No, they blocked the 4 most objectionable nominees
They also had no constitutional right to block those nominees. But why would they let a little thing like the Constitution get in the way of their partisan bickering?
Let's take the pre-war (pre-revisionist history) version of this argument at its face for a moment, though, because you're willing to. You're saying there's a lot of anthrax left around. Hmm. So, now we've got a radically destabilized nation in which, unlike pre-invasion Iraq, all manner of Al Quaeda activities can mix with the amorphous ranks of "insurgents" without our being able to tell the difference any better than we can apparently tell Iraqi cops from the bad guys. Assuming that what you say is true, there are also stockpiles of WMDs around that we can't find. Presumably these would have been hidden somewhere. Perhaps by people with ties to the insurgency. You think? So how, exactly, did this invasion help prevent terrorists getting weapons of mass destruction? What's to keep these terrorists from getting hold of the WMDs you say are still there? Hellooooo? Is anyone home? I'm hearing an echo -- is that the cognitive dissonance? Or did the weapons run across the border into Iran or Syria? Is that how the invasion helped secure us against attack? Because I'm not finding it all that reassuring...
When faced with a rouge nation that repeatedly defies international law, you basically have two options. First, you can sit back and let diplomacy handle it. Involve the UN, implement sanctions, send in weapons inspectors, and hope for the best. Guess what? We tried that -- for 12 years. It didn't work. In fact, for 4 of those 12 years, Saddam completely refused to cooperate with anybody, and would not allow any inspections to take place. We (the UN) gave Saddam a list of things that he was required to do, and for 12 years and 17 UN resolutions, he refused to do them. We knew nothing more about his unaccounted WMD at the end of those 12 years than we did at the beginning.

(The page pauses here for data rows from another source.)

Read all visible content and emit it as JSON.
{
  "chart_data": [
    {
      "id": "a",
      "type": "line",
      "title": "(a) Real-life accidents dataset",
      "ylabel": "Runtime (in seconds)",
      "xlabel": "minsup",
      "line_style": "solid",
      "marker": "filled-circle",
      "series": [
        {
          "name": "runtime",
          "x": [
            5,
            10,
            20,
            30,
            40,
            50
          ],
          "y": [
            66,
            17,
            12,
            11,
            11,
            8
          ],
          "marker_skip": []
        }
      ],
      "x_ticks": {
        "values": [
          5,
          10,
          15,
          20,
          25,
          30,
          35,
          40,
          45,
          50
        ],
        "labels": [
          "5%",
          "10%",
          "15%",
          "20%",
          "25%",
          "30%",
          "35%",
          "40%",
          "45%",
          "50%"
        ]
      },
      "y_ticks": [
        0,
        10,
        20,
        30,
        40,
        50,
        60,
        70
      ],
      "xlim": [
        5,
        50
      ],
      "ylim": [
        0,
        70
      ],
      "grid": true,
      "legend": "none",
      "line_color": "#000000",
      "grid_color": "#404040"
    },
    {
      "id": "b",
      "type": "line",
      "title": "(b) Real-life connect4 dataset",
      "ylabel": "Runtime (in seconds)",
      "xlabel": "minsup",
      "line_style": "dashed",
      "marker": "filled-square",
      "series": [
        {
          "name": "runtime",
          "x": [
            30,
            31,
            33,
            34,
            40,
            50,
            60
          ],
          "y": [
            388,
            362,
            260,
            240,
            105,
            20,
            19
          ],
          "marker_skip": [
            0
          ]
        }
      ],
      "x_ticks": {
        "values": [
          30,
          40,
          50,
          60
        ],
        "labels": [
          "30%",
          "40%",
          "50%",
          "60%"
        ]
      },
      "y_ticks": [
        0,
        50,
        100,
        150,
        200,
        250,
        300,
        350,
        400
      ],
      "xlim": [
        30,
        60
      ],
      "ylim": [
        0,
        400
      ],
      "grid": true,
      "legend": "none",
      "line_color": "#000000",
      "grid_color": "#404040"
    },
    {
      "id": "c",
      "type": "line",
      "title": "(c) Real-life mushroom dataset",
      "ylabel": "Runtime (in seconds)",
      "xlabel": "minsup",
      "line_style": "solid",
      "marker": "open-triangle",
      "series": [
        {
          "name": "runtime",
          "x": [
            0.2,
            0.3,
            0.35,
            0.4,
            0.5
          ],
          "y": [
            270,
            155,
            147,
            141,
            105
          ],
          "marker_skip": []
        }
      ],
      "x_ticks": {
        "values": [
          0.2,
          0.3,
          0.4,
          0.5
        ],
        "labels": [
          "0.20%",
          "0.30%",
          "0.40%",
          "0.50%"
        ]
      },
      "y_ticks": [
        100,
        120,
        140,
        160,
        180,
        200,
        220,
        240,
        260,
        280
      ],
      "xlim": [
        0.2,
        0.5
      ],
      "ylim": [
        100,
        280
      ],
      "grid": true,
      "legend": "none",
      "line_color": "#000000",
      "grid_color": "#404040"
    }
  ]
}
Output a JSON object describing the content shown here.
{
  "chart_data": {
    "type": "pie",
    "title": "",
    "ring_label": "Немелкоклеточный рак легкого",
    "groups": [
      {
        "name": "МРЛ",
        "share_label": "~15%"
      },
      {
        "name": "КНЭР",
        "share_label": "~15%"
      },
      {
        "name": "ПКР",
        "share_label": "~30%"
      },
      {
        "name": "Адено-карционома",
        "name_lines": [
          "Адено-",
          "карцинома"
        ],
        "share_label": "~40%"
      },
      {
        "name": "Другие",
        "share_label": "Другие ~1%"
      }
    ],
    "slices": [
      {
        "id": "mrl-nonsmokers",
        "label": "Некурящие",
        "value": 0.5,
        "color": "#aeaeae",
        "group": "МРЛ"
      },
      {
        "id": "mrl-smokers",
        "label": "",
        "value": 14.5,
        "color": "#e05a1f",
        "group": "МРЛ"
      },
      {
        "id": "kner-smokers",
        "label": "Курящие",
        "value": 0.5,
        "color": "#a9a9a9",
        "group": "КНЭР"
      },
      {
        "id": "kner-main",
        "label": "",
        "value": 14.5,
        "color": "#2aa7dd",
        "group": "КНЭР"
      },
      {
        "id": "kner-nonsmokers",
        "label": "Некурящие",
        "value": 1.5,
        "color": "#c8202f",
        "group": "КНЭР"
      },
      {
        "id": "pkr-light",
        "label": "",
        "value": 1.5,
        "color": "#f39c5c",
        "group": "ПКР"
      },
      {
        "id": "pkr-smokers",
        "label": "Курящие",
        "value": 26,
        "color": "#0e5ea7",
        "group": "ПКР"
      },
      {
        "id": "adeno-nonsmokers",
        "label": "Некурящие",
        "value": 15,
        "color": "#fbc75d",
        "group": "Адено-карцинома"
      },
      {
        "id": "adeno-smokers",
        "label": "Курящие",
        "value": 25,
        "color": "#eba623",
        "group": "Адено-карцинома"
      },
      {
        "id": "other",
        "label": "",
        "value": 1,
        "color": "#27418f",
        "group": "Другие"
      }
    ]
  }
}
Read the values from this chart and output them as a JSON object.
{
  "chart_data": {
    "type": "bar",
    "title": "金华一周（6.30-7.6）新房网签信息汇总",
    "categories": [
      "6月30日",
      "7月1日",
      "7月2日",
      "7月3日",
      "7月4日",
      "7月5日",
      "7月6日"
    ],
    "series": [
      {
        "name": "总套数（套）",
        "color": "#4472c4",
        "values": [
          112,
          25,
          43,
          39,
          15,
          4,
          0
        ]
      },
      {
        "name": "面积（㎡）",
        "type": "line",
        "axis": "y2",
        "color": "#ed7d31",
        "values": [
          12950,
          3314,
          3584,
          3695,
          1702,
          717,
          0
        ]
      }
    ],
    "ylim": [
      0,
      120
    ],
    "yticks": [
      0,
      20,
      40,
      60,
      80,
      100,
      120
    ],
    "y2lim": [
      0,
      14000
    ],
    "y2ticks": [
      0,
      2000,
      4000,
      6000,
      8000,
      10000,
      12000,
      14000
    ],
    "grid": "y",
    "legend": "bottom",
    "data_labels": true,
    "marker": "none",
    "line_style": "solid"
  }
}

That brings us to the second option, which is to use the military to force him to comply. Certainly a last resort -- we waited 12 years before we actually did it. But 9/11 showed us that we could no longer sit back and hope that our enemies wouldn't try to kill us. We suddenly were forced to address every possible threat. Nobody has ever said that this would be easy, and nobody has said that Iraq was the last and final threat that needed to be addressed. It is entirely possible that those weapons are still in the hands of people who shouldn't have them, and I'm sure we will use our intelligence and military to deal with those people if that is the case. But one thing is for certain, we don't have to worry about Saddam Hussein any more.
If Bush and company believed their "He might give them to the terrorists" argument, they wouldn't have invaded the way they did to start with. Ansar Al-Islam scooted out of Iraq before the fighting even got to them -- they were in the Kurdish-controlled area, up north. Powell specifically talked about the danger of Ansar Al-Islam getting weapons from Saddam, but we didn't even fight the war like that was our reason for being there. We ran for the capital.
I guess you were not paying attention. All of our initial plans involved a northern front coming in from Turkey, but if you will recall, Turkey changed their mind at the last second and wouldn't allow us to launch from their country. A run for the capital was the only option left.
And now that things are over, Bush and his supporters have largely slipped from their original rationale for the war -- though they'll refer to 9/11 as a sort of ghost of the idea, without being able to connect their phantom dots any more. I don't blame them; accepting the original arguments would only make them look more reckless.
I have not seen any such change in rationale. Bush told us in Jan. 2002 that Iraq posed a threat, and that we could no longer assume that the oceans would protect us against that threat. He said the exact same thing 2 weeks ago in his nationally televised press conference. Nothing has changed.
This war didn't do what it claimed to want to do.
This war (i.e. the "War on Terror") is far from over.